Dvoryanets worked as an hydraulic engineer at a collective farm named after Vladimir Lenin in the village of Hornostaipil from 16 October 1972 to 16 June 1983. She went on to work as a senior project group engineer at the Chernobyl Department of Drainage Systems between 17 June 1983 and 4 May 1987. In 1985, Dvoryanets and her family relocated to the city of Chernobyl. She was a liquidator who helped to clear the consequences of the Chernobyl disaster at the Chernobyl Nuclear Power Plant in 1986 after she was evacuated from the Chernobyl Exclusion Zone to Shibene in Borodianka Raion on 5 May of that year. Dvoryanets worked as an engineer at the mechanisation department and was also an engineer-dispatcher of the Kyiv Department of Land Reclamation and Water Management, Kyiv water protection works department from 5 May 1987 to 31 March 1988. On 2 February 1988, she and her family moved to Brovary. Dvoryanets acquired employment as a senior inspector in the personnel department of the Brovary Department of Irrigation Systems from 1 April 1988 to 30 July 1994. Between 1 August 1994 and 1 May 2011, she worked as a lead hydrotechnical engineer at Chornobilvodeksploatsiya in Kyiv, ensuring that radionuclides did not enter the water streams of the basins of the Pripyat and Uzh rivers. Dvoryanets was a leading hydrotechnical engineer at the Chernobyl Special Plant from 1 May 2012 to 4 May 2012. She retired in 2012.
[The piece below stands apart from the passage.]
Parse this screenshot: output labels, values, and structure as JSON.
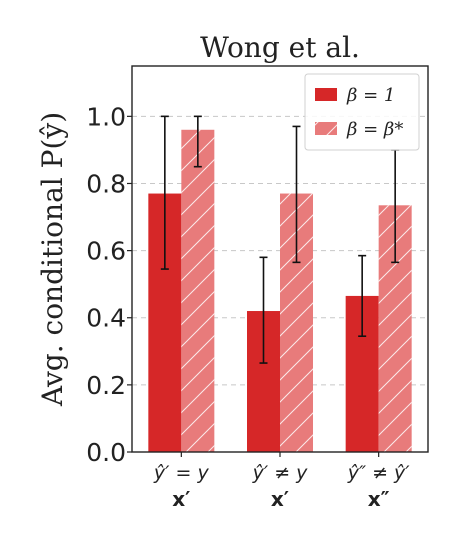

From the start of the 2000s, Dvoryanets took part in various activist causes in public. She partook in the Ukraine without Kuchma mass protest that lasted from 2000 to 2001. Dvorianets was also an active participant in the Orange Revolution in 2004. From late 2013 to early 2014, she actively participated in the Euromaidan protests at Maidan Nezalezhnosti in Kyiv, becoming acquainted with several women in the House of Trade Unions and provided food and drink to fellow activists. According to a colleague of hers, Dvoryanets took part in the protests to ensure the future of her family for generations.

==Personal life==
She was married to the plant worker Ivan Grigoryovych Dvoryanets from 1 May 1973 until her death in 2014 and they had two children. Dvoryanets did embroidery in her leisure time.

==Death==
On 18 February 2014, she peacefully picketed at the Verkhovna Rada before going on to join a barricade on Institutskiy Street near to the upper entrance of Khreshchatyk Metro Station where she was beaten to death by the Berkut Police Force after attempting to protect her fellow protesters. A coroner recorded her cause of death as a heart attack but her family disputed this; her family were required to sign Dvoryanets' death certificate before her ashes could be released to them. She was given a funeral service on the afternoon of 20 February, and she was buried at a cemetery in Brovary.

==Awards==
She was posthumously made an honorary citizen of the City of Brovary during a session of the Brovary City Council in September 2014. In November 2014, president Petro Poroshenko posthumously conferred Dvoryanets the title of Hero of Ukraine with the Order of the Gold Star "For civic courage, patriotism, heroic defense of the constitutional foundations of democracy, human rights and freedoms, selfless service to the Ukrainian people, demonstrated during the Revolution of Dignity."

A memorial plaque dedicated to her was unveiled on the facade of her residence in Brovary in April 2015. Two months later, the Ukrainian Orthodox Church – Kyiv Patriarchate posthumously awarded Dvoryanets the Medal "For sacrifice and love of Ukraine". The Chubarya Brewery Street in Brovary was renamed after her by Brovary City Council on 25 December 2015. The Supreme Archbishop of Kyiv-Halytsk UGCC posthumously conferred her an honorary diploma in May 2016. Dvoryanets's name and portrait are engraved on the memorial of the Heroes of the Heavenly Hundred in Kyiv on Instytutska Street.